“Now and then it’s good to pause in our pursuit of happiness and just be happy.”
– Guillaume Apollinaire
Almost all of us know the above quote to be true on an intellectual level, even if we sometimes have a hard time translating that knowledge into practical action. We’ve been programmed by natural selection to seek—to find our next meal, to find and defend a safe place to live, to find a lasting sense of belonging. As a result of eons of this “search imperative,” it goes somewhat against our evolutionary grain to simply sit down content with things as they are. However, if we fail to find ways to hit the “pause” button from time to time, we’ll find Apollinaire to be right: we’ll never simply be happy.
Human beings have evolved countless rituals and methods to achieve this elusive goal. As social animals whose survival very much depended on being part of a tribe, our ancient ancestors learned that engagement with others of our kind provided a deeper, more satisfying result than simply looking after themselves.
When hunter-gatherers first came together to bring down big prey like the mastodon, it became possible to have a much longer-lasting food source than any lone hunter could achieve. Later, when we discovered agriculture, the division of labor amongst several tribes together ensured a more plentiful harvest. This “abundance through cooperation” principle became hard-wired in Homo sapiens, and remains with us today. Our cooperative ventures still bring us a great deal of enjoyment, even though they may not be directly related to survival.
Nonetheless, ever since human beings became settled through agriculture, there has been a strong solitary component to our happiness as well. If you arrange flowers too close together, none of them will thrive; they each need a certain amount of space to absorb nutrients and sunlight. Like flowers and other plants, we also need space to thrive. There has always been a strong bent within us human beings to go off on our own and enjoy periods of solitude. Indeed, striking a balance between belonging to a collective and enjoying solitary moments seems to be a universal requirement for optimal mental health.
Novelist Peter Straub writes on his Twitter page, “My profession obliges me to enjoy solitary confinement.” Most writers—myself included—have discovered that they come down a bit more heavily on the side of the solitary side of the solitude-belonging continuum of needs. Every human being needs both; the more gregarious of us tend to fill nearly every available hour with social interaction, while we introverts tend more toward the solitary. For many of us, our meditation and yoga practices define both ends of the continuum: we may do both in groups or on our own.

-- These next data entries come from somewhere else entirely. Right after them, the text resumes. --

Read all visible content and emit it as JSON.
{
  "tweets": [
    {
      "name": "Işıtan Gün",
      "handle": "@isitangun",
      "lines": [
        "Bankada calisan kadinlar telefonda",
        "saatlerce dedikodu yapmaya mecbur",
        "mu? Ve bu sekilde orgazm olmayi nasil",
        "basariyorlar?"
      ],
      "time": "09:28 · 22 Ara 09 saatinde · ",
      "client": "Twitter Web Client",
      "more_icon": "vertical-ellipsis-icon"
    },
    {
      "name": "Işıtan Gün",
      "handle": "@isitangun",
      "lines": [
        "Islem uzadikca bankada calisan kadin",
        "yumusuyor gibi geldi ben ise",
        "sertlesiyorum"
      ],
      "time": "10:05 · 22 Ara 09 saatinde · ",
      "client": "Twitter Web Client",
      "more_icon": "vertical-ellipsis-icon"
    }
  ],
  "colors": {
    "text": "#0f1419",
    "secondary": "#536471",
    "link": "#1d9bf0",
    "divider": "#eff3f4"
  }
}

When we meditate, we learn to focus and to pay attention to our inner and outer experiences as they arise; to observe them without passing judgment on them. This represents one of the best opportunities to stop pursuing happiness and just enjoy the present moment. Even if that moment contains pain or discomfort, sitting in deep awareness can be a very rooting experience. It enables us to resist years’ worth of “habit energy” that may be blocking our enjoyment of life. Bridging the gap between what is happening and what we believe should be happening is one of the most important components of finding and maintaining a positive outlook.
We are pattern-seeking primates; our minds are used to being in a perpetual state of judgment, experiment, and analysis. To occasionally just sit down content with the present moment as it arises is as essential to our mental health as belonging to a family, tribe, and collective.